In the prior art, the line from 80 to 81 represents the resistance encountered during the initial insertion of the second connector into the slot, while the latch 10 is being flexed from its initial contact with the side of the slot 23, until the resistance reaches its highest at about 27 pounds at point 81.
The contact of the straight lever 11 of prior art latch 10 is relatively close to the pivot 12 during this travel. At 81, there is a drop off in resistance during travel to point 82 to about 10 pounds. The straight lever latch 10 of the prior art during this drop off, contacts the side of the slot 23 further out along its straight lever 11, as it travels through the slot 23, so less force is necessary, since the lever arm is longer than at the initial contact.
At 82 there is a rise again in resistance due to the flexing of the detents 31 and 33 and connector ends 30 and 32 while they are forming a connector-to-connector lock. The resistance rises to point 83 at which point the connector-to-connector lock is completed, and all elements have reflexed to a rest position with no further resistance or movement occurring.

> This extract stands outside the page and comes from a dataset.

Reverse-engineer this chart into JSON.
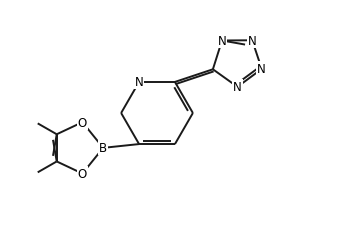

The forces required to overcome the resistance encountered in making a connection with the improvement of the invention is shown graphically in FIG. 4a. The same movement of the second connector 22 into the slot 23, having the latch of the invention 40, is shown, as was shown with the prior art connector, in FIG. 4a. Initial contact with the side of the slot 23 occurs at 90 and rises to 91 where there is a resistance of about 14 pounds. There is a very slight drop off in resistance as the latch of the invention 40 passes through the slot. The resistance then rises to point 93 at about 16 pounds while the connector-to-connector lock is being formed as the detents 31 and 33 and connector ends 30 and 32 are flexing, after which there is a drop off at point 94, where all resistance ends after the connector-to-connector lock is formed.
The force necessary, and the distance over which the force must be applies, is obviously remarkable less, in making the connection, with the present improvement in the connector.
FIG. 4c overlaps the charts of FIGS. 4a and 4b, with the locked position of the prior art connection, and the connection of the invention as an overlapped common point along the horizontal axis at 96. ?X in the chart represent the distance of the delay in contact between the prior art latch 15, and the latch of the invention 40, with the side 17 of the slot 23, as the second connector into the slot is being inserted. Again, FIG. 4c, in chart form, represents the substantial reduction in force, and work necessary to make the present connection, over that to make the prior art connection.